Giugno è il mese del Palio, anche quest’anno si rinnova la storica sfida cavalleresca tra i rioni cittadini, dove si ricorda la tradizione, si recupera la propria storia, si identificano testimonianze di una dinastia quella dei Principi Sanseverino. Il Palio di Bisignano è quella lungimirante idea che ha poi dato volto e smalto a tante altre iniziative rinascimentali che oggi popolano la Calabria, ma quella bisignanese si rifà ad avvenimenti realmente accaduti e documentati. Patrocinato dal Comune e dalla Bcc Mediocrati, la manifestazione del Palio prevede una settimana ricca di appuntamenti ad iniziare da domenica 17 giugno con il corteo storico dei figuranti e dei cavalieri che si sfideranno la domenica successiva nella giostra del principe. Ad accompagnare queste gesta di nobile casato, gli sbandieratori del Palio che mietono successi dovunque per la loro bravura, soprattutto, riscuotono successo con la piramide umana e le bandiere al vento molto apprezzata, come in queste ultime settimane anche in vaticano. Si ricorda la potente famiglia Sanseverino, alla quale la città fu infeudata sin dal 1461, anno in cui Ferrante d’Aragona re di Napoli concesse il titolo di Principe di Bisignano a Luca Sanseverino. Nel 1463 lo stesso re insigniva un suo congiunto Roberto Sanseverino, già conte di Marsico, del titolo di Principe di Salerno.

Nel corso della settimana del Palio ci saranno sagre di prodotti tipici locali e intrattenimenti musicali dedicati ai giovani, mentre suggestiva sarà la serata in cui i cavalieri si ritroveranno per il sorteggio ai rioni. Tanti, quindi, gli spunti per vivere immersi in un mondo rinascimentale d’altri tempi, in cui cornice ideale sono le bellezze della stessa città, che vanta un passato illustre. L’attuale rievocazione storica e la gara per la conquista del Palio ripropongono l’episodio dell’ingresso in Bisignano del principe Pietro Antonio Sanseverino (1515-1558), in occasione del matrimonio celebrato nel 1530 con la principessa albanese Irene Castriota Scanderbeg, discendente dal famoso condottiero Giorgio che dall’Epiro era giunto in Calabria alla fine del 1400 sotto la pressione dell’invasione turca.

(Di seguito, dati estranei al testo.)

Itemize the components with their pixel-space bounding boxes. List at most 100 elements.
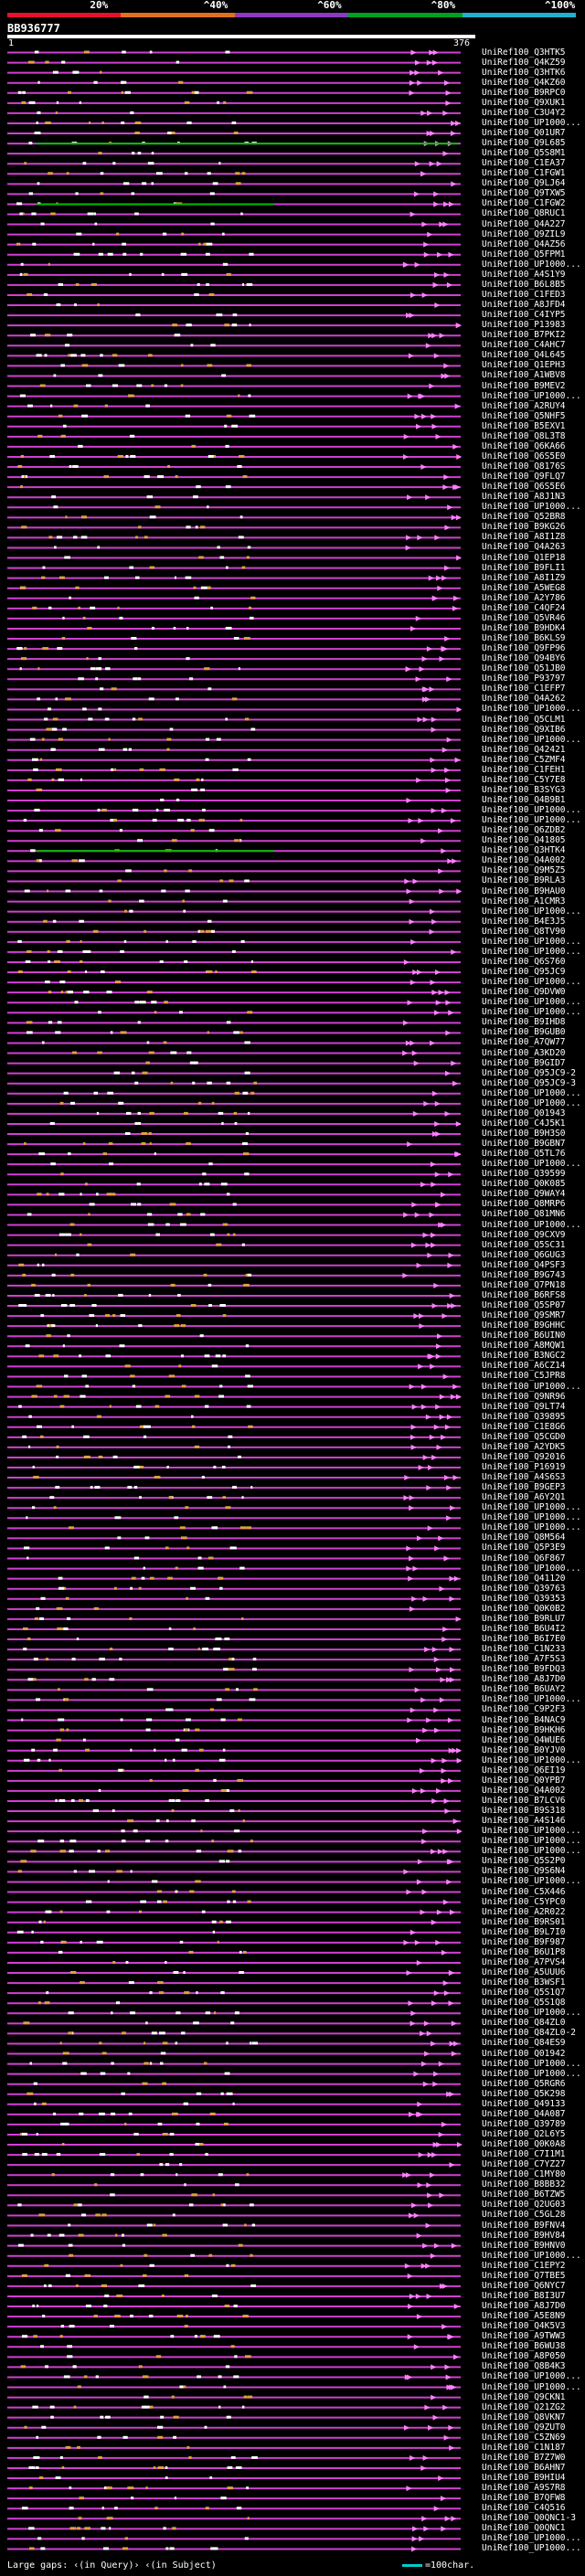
hit-label[interactable]: UniRef100_C4J5K1 bbox=[482, 1118, 566, 1129]
hit-label[interactable]: UniRef100_B7Z7W0 bbox=[482, 2452, 566, 2463]
hit-label[interactable]: UniRef100_A4S1Y9 bbox=[482, 269, 566, 280]
hit-label[interactable]: UniRef100_Q0K0B2 bbox=[482, 1603, 566, 1614]
hit-label[interactable]: UniRef100_UP1000... bbox=[482, 1754, 581, 1765]
hit-label[interactable]: UniRef100_B9G743 bbox=[482, 1269, 566, 1280]
hit-label[interactable]: UniRef100_Q6EI19 bbox=[482, 1765, 566, 1776]
hit-label[interactable]: UniRef100_Q01943 bbox=[482, 1108, 566, 1118]
hit-label[interactable]: UniRef100_Q01942 bbox=[482, 2048, 566, 2059]
hit-label[interactable]: UniRef100_Q8L3T8 bbox=[482, 430, 566, 441]
hit-label[interactable]: UniRef100_B8I3U7 bbox=[482, 2290, 566, 2301]
hit-label[interactable]: UniRef100_Q5S8M1 bbox=[482, 148, 566, 159]
hit-label[interactable]: UniRef100_Q1EPH3 bbox=[482, 360, 566, 371]
hit-label[interactable]: UniRef100_B6L8B5 bbox=[482, 279, 566, 290]
hit-label[interactable]: UniRef100_B6UAY2 bbox=[482, 1684, 566, 1695]
hit-label[interactable]: UniRef100_Q95JC9-3 bbox=[482, 1077, 576, 1088]
hit-label[interactable]: UniRef100_B9FDQ3 bbox=[482, 1664, 566, 1675]
hit-label[interactable]: UniRef100_UP1000... bbox=[482, 1087, 581, 1098]
hit-label[interactable]: UniRef100_P16919 bbox=[482, 1461, 566, 1472]
hit-label[interactable]: UniRef100_Q6S5E0 bbox=[482, 451, 566, 461]
hit-label[interactable]: UniRef100_UP1000... bbox=[482, 1836, 581, 1847]
hit-label[interactable]: UniRef100_B9HV84 bbox=[482, 2230, 566, 2241]
hit-label[interactable]: UniRef100_UP1000... bbox=[482, 936, 581, 947]
hit-label[interactable]: UniRef100_UP1000... bbox=[482, 1512, 581, 1523]
hit-label[interactable]: UniRef100_Q9XUK1 bbox=[482, 97, 566, 108]
hit-label[interactable]: UniRef100_A8P050 bbox=[482, 2351, 566, 2362]
hit-label[interactable]: UniRef100_Q41805 bbox=[482, 835, 566, 846]
hit-label[interactable]: UniRef100_A1WBV8 bbox=[482, 370, 566, 381]
hit-label[interactable]: UniRef100_Q8B4K3 bbox=[482, 2361, 566, 2372]
hit-label[interactable]: UniRef100_C3U4Y2 bbox=[482, 107, 566, 118]
hit-label[interactable]: UniRef100_C5GL28 bbox=[482, 2210, 566, 2221]
hit-label[interactable]: UniRef100_UP1000... bbox=[482, 946, 581, 957]
hit-label[interactable]: UniRef100_Q9FP96 bbox=[482, 643, 566, 654]
hit-label[interactable]: UniRef100_B6WU38 bbox=[482, 2341, 566, 2352]
hit-label[interactable]: UniRef100_B8BB32 bbox=[482, 2179, 566, 2190]
hit-label[interactable]: UniRef100_UP1000... bbox=[482, 2008, 581, 2019]
hit-label[interactable]: UniRef100_C4AHC7 bbox=[482, 340, 566, 351]
hit-label[interactable]: UniRef100_Q6NYC7 bbox=[482, 2280, 566, 2291]
hit-label[interactable]: UniRef100_Q94BY6 bbox=[482, 653, 566, 664]
hit-label[interactable]: UniRef100_C4QF24 bbox=[482, 602, 566, 613]
hit-label[interactable]: UniRef100_A8JFD4 bbox=[482, 300, 566, 311]
hit-label[interactable]: UniRef100_UP1000... bbox=[482, 1522, 581, 1533]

Nel corso della manifestazione viene tra l’altro ricordata la visita dell’imperatore Carlo V in Bisignano nel 1535, ospite dei principi Sanseverino e l’offerta della chinea, la cavalla bianca donata al Pontefice regnante, quale segno di vassallaggio del Regno di Napoli da utilizzarsi per il corteo papale che da San Pietro conduceva a San Giovanni in Laterano. Sabato 29 giugno a conclusione della manifestazione del Palio del Principe, si svolgerà un incontro di studio sul tema: “Pittori calabresi di Scuola napoletana tra tardo ‘700 e inizio ‘900”. Non resta che vivere questi momenti rievocativi lasciandosi rapire dai figuranti con i loro abiti sgargianti, dalle gesta dei cavalieri che si contenderanno il drappo in una gara cavalleresca senza pari e dalla passione di chi si impegna ogni anno per assicurare un grande ed unico spettacolo che viene seguito da moltissima gente, proprio per questo in città sono tanti i visitatori affascinati dalla rievocazione storica.